2. | BASIS OF PRESENTATION |
The accompanying unaudited interim financial statements and related notes have been prepared in accordance with accounting principles generally accepted in the United States of America (“U.S. GAAP”) for the interim financial information, and with the rules and regulations of the United States Securities and Exchange Commission (“SEC”) and Article 8 of Regulation S-X. Accordingly, they do not include all of the information and footnotes required by U.S. GAAP for complete financial statements. The unaudited interim financial statements furnished reflect all adjustments (consisting of normal recurring accruals) which are, in the opinion of management, necessary to a fair statement of the results for the interim period presented. Unaudited interim results are not necessarily indicative of the results for the full year. These financial statements should be read in conjunction with the financial statements of the Company for the Year Ended September 30, 2012 filed in this Form 8-K.
3. | SHORT TERM DEBT |
At December 31, 2012, the Company had total short term debt of $457,654 which consists of $267,885 of bank overdraft and $189,769 owed to a shareholder. During the 3 month period ended December 31, 2012, the Company received proceeds from the bank overdraft of $77,656 which had an effective interest rate of 4.5%. The bank overdraft is secured by both a fixed and floating charge over the company and all property and assets present, and a personal guarantee from its sole director. The amount owed to a shareholder is unsecured and does not carry an interest rate.
4. | GOING CONCERN |
The Company’s financial statements are prepared in conformity with accounting principles generally accepted in the United States, which contemplate continuation of the Company as a going concern. However, the Company has an accumulated deficit of $1,524,211 as of December 31, 2012. In addition to incurring an accumulated deficit since inception, the Company currently has limited liquidity and has not completed its efforts to establish a stabilized source of revenues sufficient to cover operating costs over an extended period of time. These factors raise substantial doubt about the Company’s ability to continue as a going concern.

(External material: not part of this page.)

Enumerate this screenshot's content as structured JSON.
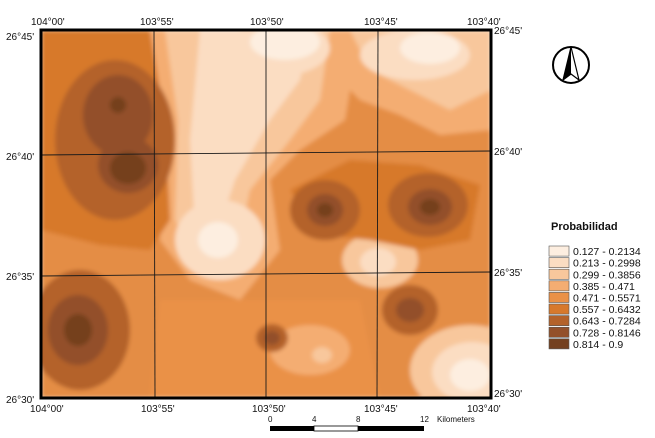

Management anticipates that the Company will be dependent, for the near future, on additional investment capital to fund operating expenses. The Company intends to position itself so that it may be able to raise additional funds through the capital markets. In light of management’s efforts, there are no assurances that the Company will be successful in this or any of its endeavors or become financially viable and continue as a going concern. The accompanying financial statements do not include any adjustments relating to the recoverability and classification of asset carrying amounts or the amount and classification of liabilities that might result from the outcome of this uncertainty.
5. | RELATED PARTY TRANSACTIONS |
Included within accrued expenses and other payables is $465,215 owed to a shareholder and $72,262 owed to a director. These notes are due on demand and do not carry an interest rate. Included within short term debt is $189,769 owed to a shareholder. This note matures on October 1, 2013 and does not carry an interest rate.
6. | SUBSEQUENT EVENTS |
Management has evaluated subsequent events through April 4, 2013, the date the financial statements were ready to be issued, and is providing the following information:
Subsequent to year end, the terms of the notes due to the shareholders were renegotiated. The Company has agreed to pay $340,835 of the notes immediately upon securing significant external funding. As soon as this amount is repaid, the remaining balance of $314,149 starts accruing interest at bank base rate plus 2%. The balance plus accrued interest will be payable over 3 years in quarterly installments.
On February 4, 2013, the Company closed a voluntary share exchange transaction (the “Share Exchange”) with Bold Energy, Inc. a corporation established under the laws of the Nevada. Pursuant to the Share Exchange, the Anio Ltd. shareholders acquired 30,954,388 (54.26%) restricted shares of Bold Energy, Inc.’s common stock in exchange for 11,510 (100%) shares of common stock of Anio Ltd. As a result of the Share Exchange, Anio Ltd. became a wholly-owned subsidiary of the Bold Energy, Inc.